The F-35 program office is confident that the aircraft’s Block 2B software will be ready in time for the U.S. Marine Corps’ planned July 2015 initial operational capability (IOC) date, but a more pressing concern is modifying the existing Joint Strike Fighter fleet to combat-capable standards.
“For the 2B capability that the U.S. Marine Corps is going to use to declare IOC and limited warfighting capability, we are tracking 206 individual capabilities within the software,” U.S. Air Force Lt. Gen. Chris Bogdan, F-35 program executive officer, told the House Armed Service Committee on Wednesday. “As of today, 80 percent of those have been verified as good to go,” he said.
Bogdan expects the remaining 20 percent to be verified by the end of the year.
“I’m within 30 days of completing 2B on time,” he said.
The bigger problem is modifying all of the older aircraft that have already been delivered up to the operational standard, he said. Lt. Gen. Robert Schmidle, the Marine Corps’ deputy commandant for aviation, mirrored Bogdan’s concerns during his testimony.
Bodgan said he is also confident that the Block 3i software—which is the same capability as the Block 2B configuration, but rehosted on improved computer hardware—will also be completed in time for the Air Force’s 2016 IOC date.
Bogdan said he is most concerned about the final Block 3F configuration that the U.S. Navy hopes to declare the F-35C variant operational with in 2019. Currently, that software version will be delivered late if no course corrections are made.
“If we don’t do anything else and we just continue to perform the way we are performing right now and not getting any better, we will be somewhere between four and six months late,” Bogdan said. “It’s as simple as that.”

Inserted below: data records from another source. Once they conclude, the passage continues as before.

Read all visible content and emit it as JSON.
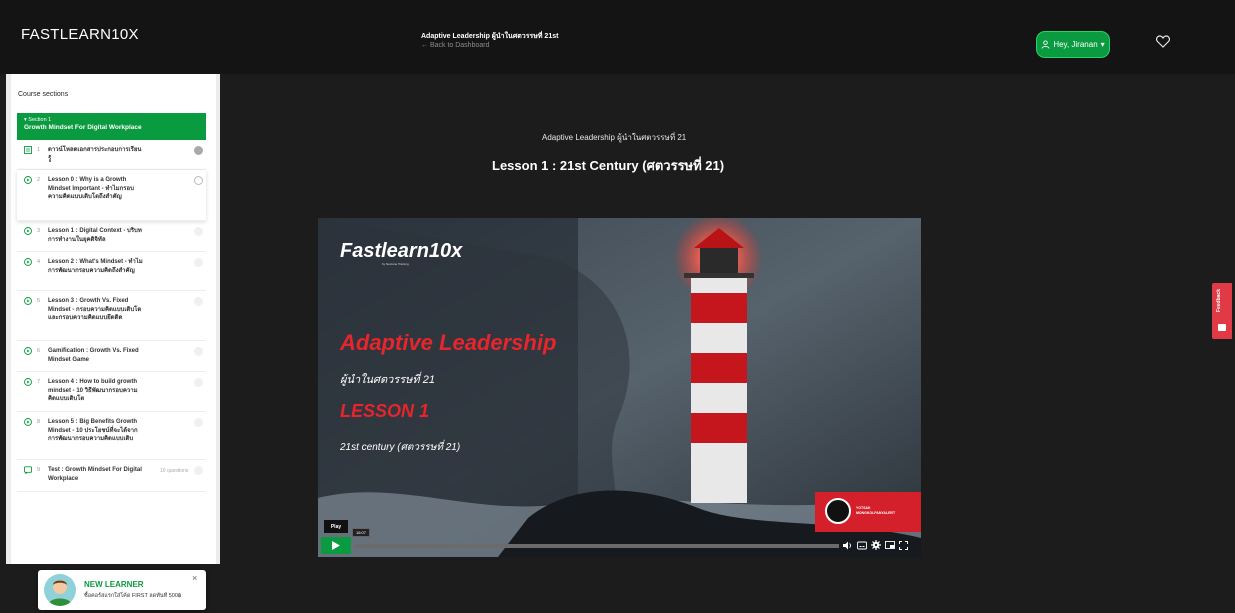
{
  "header": {
    "logo": "FASTLEARN10X",
    "course_title": "Adaptive Leadership ผู้นำในศตวรรษที่ 21st",
    "back_link": "← Back to Dashboard",
    "user_button": "Hey, Jiranan",
    "user_caret": "▾"
  },
  "sidebar": {
    "heading": "Course sections",
    "section": {
      "label": "▾ Section 1",
      "title": "Growth Mindset For Digital Workplace"
    },
    "lessons": [
      {
        "num": "1",
        "title": "ดาวน์โหลดเอกสารประกอบการเรียนรู้",
        "status": "done"
      },
      {
        "num": "2",
        "title": "Lesson 0 : Why is a Growth Mindset Important - ทำไมกรอบความคิดแบบเติบโตถึงสำคัญ",
        "status": "current"
      },
      {
        "num": "3",
        "title": "Lesson 1 : Digital Context - บริบทการทำงานในยุคดิจิทัล",
        "status": "todo"
      },
      {
        "num": "4",
        "title": "Lesson 2 : What's Mindset - ทำไมการพัฒนากรอบความคิดถึงสำคัญ",
        "status": "todo"
      },
      {
        "num": "5",
        "title": "Lesson 3 : Growth Vs. Fixed Mindset - กรอบความคิดแบบเติบโตและกรอบความคิดแบบยึดติด",
        "status": "todo"
      },
      {
        "num": "6",
        "title": "Gamification : Growth Vs. Fixed Mindset Game",
        "status": "todo"
      },
      {
        "num": "7",
        "title": "Lesson 4 : How to build growth mindset - 10 วิธีพัฒนากรอบความคิดแบบเติบโต",
        "status": "todo"
      },
      {
        "num": "8",
        "title": "Lesson 5 : Big Benefits Growth Mindset - 10 ประโยชน์ที่จะได้จากการพัฒนากรอบความคิดแบบเติบ",
        "status": "todo"
      },
      {
        "num": "9",
        "title": "Test : Growth Mindset For Digital Workplace",
        "status": "todo",
        "meta": "10 questions"
      }
    ]
  },
  "promo": {
    "title": "NEW LEARNER",
    "text": "ซื้อคอร์สแรกใส่โค้ด FIRST ลดทันที 500฿",
    "close": "×"
  },
  "main": {
    "subtitle": "Adaptive Leadership ผู้นำในศตวรรษที่ 21",
    "lesson_title": "Lesson 1 : 21st Century (ศตวรรษที่ 21)"
  },
  "video": {
    "brand": "Fastlearn10x",
    "brand_sub": "by Nextone Training",
    "title": "Adaptive Leadership",
    "title_thai": "ผู้นำในศตวรรษที่ 21",
    "lesson": "LESSON 1",
    "lesson_sub": "21st century (ศตวรรษที่ 21)",
    "presenter_name": "YOTSAK\nMONGKOLPANYALERT",
    "play_tooltip": "Play",
    "time_tooltip": "16:07",
    "progress_fraction": 0.0,
    "accent": "#0a9a3f",
    "red": "#e8242c"
  },
  "feedback": {
    "label": "Feedback"
  }
}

Bogdan said that he will take action to mitigate the problem, but the Block 3F software is extraordinarily complex. “I’m just projecting that we’re going have some trouble getting it done,” he said.
The Government Accountability Office (GAO) is somewhat less confident about the F-35 Block 3F software development—citing two major risks.
“The first one is just the risk that you don’t get the software completed,” said Michael Sullivan, director of acquisition and sourcing at the GAO.
Sullivan said that the software and sensor fusion capabilities that are required for the final Block 3F are so complex, that the F-35 program may not be able to complete development in a timely manner. At least some within the Air Force expect that many of the capabilities currently envisioned for Block 3F will be deferred past the end of the F-35 development phase into the future—if those capabilities ever materialize.
The second major risk is that the as the software block are delayed, it increases the concurrency between the production and testing of the aircraft, Sullivan said.
“All of that creates cost and inefficiency,” he said.